A critical bug has recently been identified in the previous version of denovolyzeR. When analysing the frequency of de novo variants for individual genes (either using denovolyzeByGene, or denovolyze(...,groupBy="gene")), the output column labels may not have matched the data content under certain circumstances. This occurred if the default parameters were overridden by the user using the includeClasses argument.

This bug has now been fixed in release 0.2.0.

Other changes:

• The output format has changed so that all data is returned in columns within the output data.frame. Previously either "gene" or "class" was returned in the rownames of the output data structure.
  
• One of the package dependencies has been updated (reshape to reshape2).
  

New release

A new version (0.1.1) was released on 2016-06-18, to ensure compatibility with a new version of dplyr (0.5.0, published 2016-06-24).

Changes are backwards compatible, with features unchanged.

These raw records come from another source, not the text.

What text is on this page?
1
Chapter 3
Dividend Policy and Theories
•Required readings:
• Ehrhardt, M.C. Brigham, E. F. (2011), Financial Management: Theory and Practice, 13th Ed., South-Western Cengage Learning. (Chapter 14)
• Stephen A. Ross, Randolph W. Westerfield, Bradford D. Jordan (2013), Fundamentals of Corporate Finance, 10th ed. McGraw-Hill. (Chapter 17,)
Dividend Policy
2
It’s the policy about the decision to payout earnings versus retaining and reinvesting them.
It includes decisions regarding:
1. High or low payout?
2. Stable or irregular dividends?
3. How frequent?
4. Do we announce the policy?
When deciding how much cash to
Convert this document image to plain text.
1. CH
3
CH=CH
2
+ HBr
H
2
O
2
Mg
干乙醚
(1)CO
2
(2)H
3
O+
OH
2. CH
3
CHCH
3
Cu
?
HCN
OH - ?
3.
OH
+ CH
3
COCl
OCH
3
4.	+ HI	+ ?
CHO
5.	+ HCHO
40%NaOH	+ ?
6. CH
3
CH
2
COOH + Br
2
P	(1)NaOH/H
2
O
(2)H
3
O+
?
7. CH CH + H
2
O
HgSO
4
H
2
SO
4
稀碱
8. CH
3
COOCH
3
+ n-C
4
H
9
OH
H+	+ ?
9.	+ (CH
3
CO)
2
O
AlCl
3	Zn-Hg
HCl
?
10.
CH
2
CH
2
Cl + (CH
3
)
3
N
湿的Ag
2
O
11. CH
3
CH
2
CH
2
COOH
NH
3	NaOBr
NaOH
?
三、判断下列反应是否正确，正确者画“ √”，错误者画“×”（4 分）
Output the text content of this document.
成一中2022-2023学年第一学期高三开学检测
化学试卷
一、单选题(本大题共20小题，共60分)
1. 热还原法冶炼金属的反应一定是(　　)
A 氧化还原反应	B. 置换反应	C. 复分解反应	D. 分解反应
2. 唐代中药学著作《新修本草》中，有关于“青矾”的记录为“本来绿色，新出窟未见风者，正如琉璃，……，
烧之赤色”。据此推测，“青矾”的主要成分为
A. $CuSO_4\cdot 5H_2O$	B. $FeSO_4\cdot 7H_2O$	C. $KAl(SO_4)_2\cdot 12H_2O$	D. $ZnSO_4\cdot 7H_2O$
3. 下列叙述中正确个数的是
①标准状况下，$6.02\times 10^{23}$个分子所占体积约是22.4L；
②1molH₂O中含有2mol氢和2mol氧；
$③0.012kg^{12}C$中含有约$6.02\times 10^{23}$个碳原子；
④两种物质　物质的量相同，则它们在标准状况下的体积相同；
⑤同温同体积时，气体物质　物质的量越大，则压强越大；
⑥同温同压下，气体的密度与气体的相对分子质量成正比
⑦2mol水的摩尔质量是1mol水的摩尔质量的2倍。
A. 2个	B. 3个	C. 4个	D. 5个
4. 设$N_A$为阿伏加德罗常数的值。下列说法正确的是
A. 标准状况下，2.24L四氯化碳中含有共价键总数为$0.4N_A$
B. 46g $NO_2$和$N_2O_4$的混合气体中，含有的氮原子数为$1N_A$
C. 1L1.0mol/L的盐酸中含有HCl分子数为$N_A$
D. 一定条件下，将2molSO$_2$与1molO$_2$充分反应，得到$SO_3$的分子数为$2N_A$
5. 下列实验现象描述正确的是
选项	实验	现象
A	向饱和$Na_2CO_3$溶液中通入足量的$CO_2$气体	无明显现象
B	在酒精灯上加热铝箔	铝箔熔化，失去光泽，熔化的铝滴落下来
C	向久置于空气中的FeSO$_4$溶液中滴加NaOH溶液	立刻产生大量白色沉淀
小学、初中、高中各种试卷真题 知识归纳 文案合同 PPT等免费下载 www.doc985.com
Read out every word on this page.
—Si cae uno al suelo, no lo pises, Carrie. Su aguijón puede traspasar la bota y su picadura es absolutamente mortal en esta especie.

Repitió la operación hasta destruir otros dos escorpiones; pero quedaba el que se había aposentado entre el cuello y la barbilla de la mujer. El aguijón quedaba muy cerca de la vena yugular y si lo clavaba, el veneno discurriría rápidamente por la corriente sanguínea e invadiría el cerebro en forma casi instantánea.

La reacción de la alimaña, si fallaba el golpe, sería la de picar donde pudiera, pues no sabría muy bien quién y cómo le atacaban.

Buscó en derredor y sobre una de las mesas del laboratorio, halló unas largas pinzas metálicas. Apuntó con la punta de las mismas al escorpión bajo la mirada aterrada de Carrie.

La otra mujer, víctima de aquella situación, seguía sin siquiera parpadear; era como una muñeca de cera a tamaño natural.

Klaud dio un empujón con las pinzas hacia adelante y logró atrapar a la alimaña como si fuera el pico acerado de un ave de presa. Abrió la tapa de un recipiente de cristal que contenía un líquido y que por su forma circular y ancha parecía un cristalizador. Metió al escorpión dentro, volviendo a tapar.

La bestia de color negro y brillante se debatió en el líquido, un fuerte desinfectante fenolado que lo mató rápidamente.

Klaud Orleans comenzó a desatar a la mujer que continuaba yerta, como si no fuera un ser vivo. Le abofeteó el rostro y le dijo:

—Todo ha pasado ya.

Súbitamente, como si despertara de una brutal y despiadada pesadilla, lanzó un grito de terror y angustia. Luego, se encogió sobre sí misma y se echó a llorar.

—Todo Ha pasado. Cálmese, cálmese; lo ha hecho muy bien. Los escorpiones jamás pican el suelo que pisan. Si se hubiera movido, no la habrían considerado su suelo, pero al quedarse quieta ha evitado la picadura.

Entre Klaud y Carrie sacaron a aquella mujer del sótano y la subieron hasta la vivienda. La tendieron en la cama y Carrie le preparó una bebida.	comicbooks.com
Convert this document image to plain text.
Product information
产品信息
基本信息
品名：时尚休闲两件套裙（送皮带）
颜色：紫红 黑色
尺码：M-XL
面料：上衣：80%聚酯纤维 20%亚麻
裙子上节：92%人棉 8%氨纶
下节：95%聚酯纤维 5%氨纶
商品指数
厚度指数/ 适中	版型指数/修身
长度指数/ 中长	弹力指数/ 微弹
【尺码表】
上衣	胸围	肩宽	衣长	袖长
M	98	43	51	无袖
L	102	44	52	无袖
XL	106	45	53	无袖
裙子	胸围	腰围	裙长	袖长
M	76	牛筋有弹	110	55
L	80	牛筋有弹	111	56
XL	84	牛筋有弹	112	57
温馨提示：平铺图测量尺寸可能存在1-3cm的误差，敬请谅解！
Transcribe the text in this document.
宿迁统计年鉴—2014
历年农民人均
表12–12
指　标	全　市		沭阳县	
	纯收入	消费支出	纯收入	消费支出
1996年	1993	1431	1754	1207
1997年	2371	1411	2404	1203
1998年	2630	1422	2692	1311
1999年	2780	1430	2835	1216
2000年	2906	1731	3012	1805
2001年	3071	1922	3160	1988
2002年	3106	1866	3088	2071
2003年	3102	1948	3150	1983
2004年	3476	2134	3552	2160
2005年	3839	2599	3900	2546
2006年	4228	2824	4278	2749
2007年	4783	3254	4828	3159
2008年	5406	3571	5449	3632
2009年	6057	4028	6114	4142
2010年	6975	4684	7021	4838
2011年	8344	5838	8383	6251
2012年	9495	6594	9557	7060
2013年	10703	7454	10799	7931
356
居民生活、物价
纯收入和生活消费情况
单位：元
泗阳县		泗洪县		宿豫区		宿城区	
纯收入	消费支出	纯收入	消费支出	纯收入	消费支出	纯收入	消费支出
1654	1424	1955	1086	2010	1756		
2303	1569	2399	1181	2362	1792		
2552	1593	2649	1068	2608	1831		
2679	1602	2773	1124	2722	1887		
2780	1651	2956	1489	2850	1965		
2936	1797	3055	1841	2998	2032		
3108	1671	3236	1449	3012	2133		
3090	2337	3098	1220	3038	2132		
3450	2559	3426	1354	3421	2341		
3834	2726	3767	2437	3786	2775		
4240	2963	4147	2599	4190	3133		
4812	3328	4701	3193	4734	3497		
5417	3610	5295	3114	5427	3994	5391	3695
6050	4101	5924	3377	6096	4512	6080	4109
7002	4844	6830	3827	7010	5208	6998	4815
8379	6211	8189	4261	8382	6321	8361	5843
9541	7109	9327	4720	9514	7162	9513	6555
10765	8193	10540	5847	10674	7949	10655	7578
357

There may be trouble ahead...

We have received fair warning that the the forthcoming release of dplyr (due for CRAN submission on April 25) may not be backwards compatible with denovolyzeR. I will investigate this ASAP. Until this is addressed users may need to keep an installation of dplyr 0.4.3 on their system in order to run denovolyzeR.

de novo mutations in Congenital Heart Disease with neurodevelopmental and other birth defects

Our latest paper, using denovolyzeR to analyse de novo mutations in congenital heart disease came out today in Science.